I have just spent July 24th to Aug 3rd in a psych ward for major depression,recurrent. My psych doc and I jointly decided I was
severly depressed enough to warrant voluntary admission. At 48, I have had depression since my 20's. Also generalized anxiety
and panic disorder have been part of this crazy quilt. This is not all that unusual for this forum. People get in a rut, relapse and are hospitalized. Or worse we have suicidal tendencies or ideations. What makes this hospitalization fairly interesting is that I was hospitalized in a Veterans Hospital in Chicago.
In general, the VA does an excellent job. I have been hospitalized in the VA many times. This time was slightly different. Budget cuts have stripped services and care on the psych ward to the bare bones. The inpatient ward is severly understaffed, causing stress for nurses, doctors and patients. The result is diminished care for veterans.

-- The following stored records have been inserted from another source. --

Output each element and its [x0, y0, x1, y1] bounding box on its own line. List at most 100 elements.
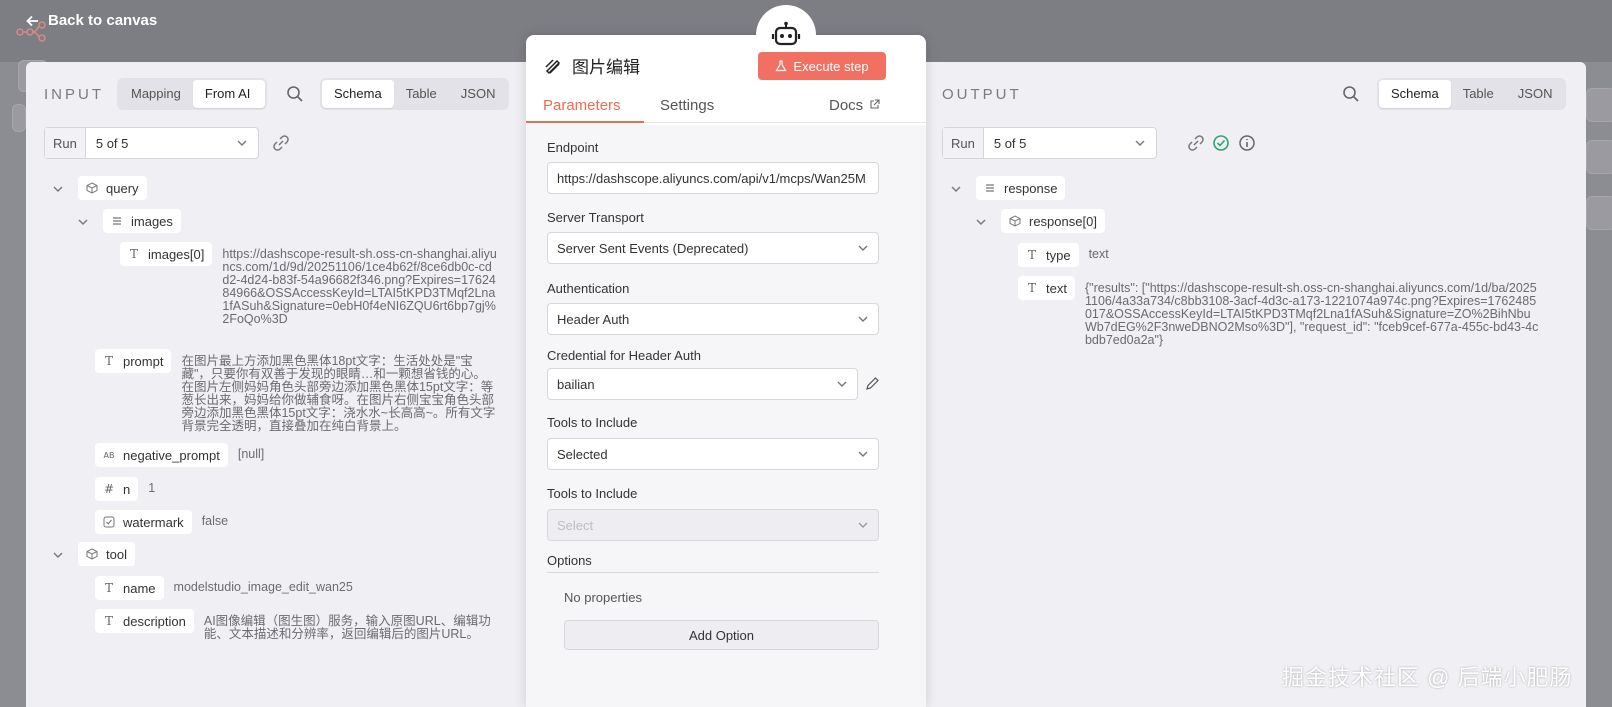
tab-schema[interactable]: Schema — [322, 80, 394, 108]
tab-json[interactable]: JSON — [1506, 80, 1565, 108]
endpoint-value: https://dashscope.aliyuncs.com/api/v1/mc… — [557, 170, 866, 186]
tab-docs[interactable]: Docs — [829, 97, 880, 114]
field-key: tool — [106, 546, 127, 562]
credential-value: bailian — [557, 376, 595, 392]
field-pill[interactable]: T type — [1018, 243, 1079, 267]
field-pill[interactable]: tool — [78, 542, 135, 566]
field-value: AI图像编辑（图生图）服务，输入原图URL、编辑功能、文本描述和分辨率，返回编辑… — [203, 614, 491, 641]
field-pill[interactable]: response[0] — [1001, 209, 1105, 233]
parameters-form: Endpoint https://dashscope.aliyuncs.com/… — [526, 125, 926, 707]
auth-select[interactable]: Header Auth — [547, 303, 879, 335]
field-value: false — [201, 514, 229, 528]
cube-icon — [86, 182, 98, 194]
search-icon[interactable] — [286, 85, 304, 103]
pen-icon — [545, 58, 561, 74]
chevron-down-icon[interactable] — [52, 549, 64, 561]
search-icon[interactable] — [1342, 85, 1360, 103]
text-type-icon: T — [1027, 281, 1036, 295]
tree-node-response: response — [950, 176, 1066, 200]
link-icon[interactable] — [1187, 134, 1205, 152]
field-value: modelstudio_image_edit_wan25 — [173, 580, 353, 594]
field-pill[interactable]: watermark — [95, 510, 192, 534]
chevron-down-icon — [858, 522, 868, 528]
field-value: https://dashscope-result-sh.oss-cn-shang… — [222, 247, 497, 326]
tab-table[interactable]: Table — [394, 80, 449, 108]
tab-settings[interactable]: Settings — [660, 97, 714, 114]
field-pill[interactable]: T name — [95, 576, 164, 600]
field-pill[interactable]: # n — [95, 477, 139, 501]
list-icon — [113, 217, 121, 225]
link-icon[interactable] — [272, 134, 290, 152]
canvas-right-control — [1586, 88, 1612, 122]
docs-label: Docs — [829, 97, 864, 114]
no-properties-text: No properties — [564, 590, 643, 605]
tab-table[interactable]: Table — [1451, 80, 1506, 108]
field-key: query — [106, 180, 139, 196]
tree-node-text: T text {"results": ["https://dashscope-r… — [1018, 276, 1541, 347]
credential-select[interactable]: bailian — [547, 368, 858, 400]
tree-node-tool: tool — [52, 542, 135, 566]
input-title: INPUT — [44, 85, 104, 103]
tree-node-watermark: watermark false — [95, 510, 228, 534]
field-key: type — [1046, 247, 1071, 263]
field-pill[interactable]: T text — [1018, 276, 1075, 300]
chevron-down-icon[interactable] — [77, 216, 89, 228]
transport-select[interactable]: Server Sent Events (Deprecated) — [547, 232, 879, 264]
field-pill[interactable]: response — [976, 176, 1066, 200]
tab-json[interactable]: JSON — [449, 80, 508, 108]
tools-select[interactable]: Selected — [547, 438, 879, 470]
back-label: Back to canvas — [48, 12, 158, 29]
cube-icon — [86, 548, 98, 560]
node-title[interactable]: 图片编辑 — [572, 53, 640, 78]
run-value: 5 of 5 — [993, 135, 1027, 151]
text-type-icon: T — [129, 247, 138, 261]
field-key: n — [123, 481, 131, 497]
text-type-icon: T — [1027, 248, 1036, 262]
field-pill[interactable]: AB negative_prompt — [95, 443, 228, 467]
field-key: description — [123, 613, 186, 629]
arrow-left-icon — [26, 15, 38, 26]
chevron-down-icon — [858, 451, 868, 457]
tree-node-negative-prompt: AB negative_prompt [null] — [95, 443, 264, 467]
flask-icon — [775, 60, 787, 72]
field-pill[interactable]: T prompt — [95, 349, 172, 373]
options-label: Options — [547, 553, 592, 568]
field-pill[interactable]: T images[0] — [120, 242, 213, 266]
add-option-button[interactable]: Add Option — [564, 620, 879, 650]
output-panel: OUTPUT Schema Table JSON Run 5 of 5 resp… — [922, 62, 1586, 707]
chevron-down-icon[interactable] — [975, 216, 987, 228]
tab-schema[interactable]: Schema — [1379, 80, 1451, 108]
node-settings-modal: 图片编辑 Execute step Parameters Settings Do… — [526, 5, 926, 707]
tools-list-select[interactable]: Select — [547, 509, 879, 541]
pencil-icon[interactable] — [865, 376, 880, 391]
field-key: watermark — [123, 514, 184, 530]
chevron-down-icon — [858, 245, 868, 251]
node-tabs: Parameters Settings Docs — [526, 93, 926, 123]
output-view-toggle: Schema Table JSON — [1377, 78, 1567, 110]
chevron-down-icon[interactable] — [52, 183, 64, 195]
string-type-icon: AB — [103, 450, 115, 460]
field-pill[interactable]: T description — [95, 609, 194, 633]
tab-mapping[interactable]: Mapping — [119, 80, 193, 108]
chevron-down-icon[interactable] — [950, 183, 962, 195]
output-run-selector[interactable]: Run 5 of 5 — [942, 127, 1157, 159]
text-type-icon: T — [104, 354, 113, 368]
info-icon[interactable] — [1238, 134, 1256, 152]
field-pill[interactable]: query — [78, 176, 147, 200]
field-key: prompt — [123, 353, 164, 369]
output-title: OUTPUT — [942, 85, 1022, 103]
execute-step-button[interactable]: Execute step — [758, 52, 886, 80]
field-value: {"results": ["https://dashscope-result-s… — [1084, 281, 1539, 347]
text-type-icon: T — [104, 581, 113, 595]
check-circle-icon — [1213, 135, 1229, 151]
canvas-right-control — [1586, 140, 1612, 174]
tree-node-prompt: T prompt 在图片最上方添加黑色黑体18pt文字：生活处处是"宝藏"，只要… — [95, 349, 497, 433]
input-run-selector[interactable]: Run 5 of 5 — [44, 127, 259, 159]
field-key: response — [1004, 180, 1058, 196]
field-pill[interactable]: images — [103, 209, 181, 233]
tab-parameters[interactable]: Parameters — [543, 97, 621, 114]
endpoint-input[interactable]: https://dashscope.aliyuncs.com/api/v1/mc… — [547, 162, 879, 194]
tab-from-ai[interactable]: From AI — [192, 80, 265, 108]
external-link-icon — [870, 99, 880, 109]
back-to-canvas-link[interactable]: Back to canvas — [26, 12, 157, 29]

Six or seven years ago a vet experiencing ptsd (post traumatic stress disorder) or any severe mood disorder could expect to be in the hospital for 28 days. This is no longer true. The average stay seemed to be about a week or two depending on the severity of the diagnosis. And yet, the VA staff is extremely kind and professionally qualified under these trying conditions.
We are even beginning to see Iraq War Vets trickle in. They are now becomming part of the VA system in increasing numbers.
This is not a political statement. It is rather a testament to staff and patients pulling together under trying times.
As for me? I was put on some new meds and am slowly getting better. I'm lucky to have the Veterans Administration there when I need it. I still am not quite stabilized but feel confident in doctor's choice of meds. I need a little more rest at home. Then, I see my outpatient doctor next week. This is good follow-up. I am confident that I will feel better soon.
The people on this site are also a big part of my recovery. Your posts and replies are a wonderful gift. I have learned a great deal by reading threads and replies. I am grateful to be a part of this site.My most difficult problem on this site is to be more open with you. I tend to take the focus off me.
I'm getting a little tired now. So thanks for reading this. And I wish all of us good days to come.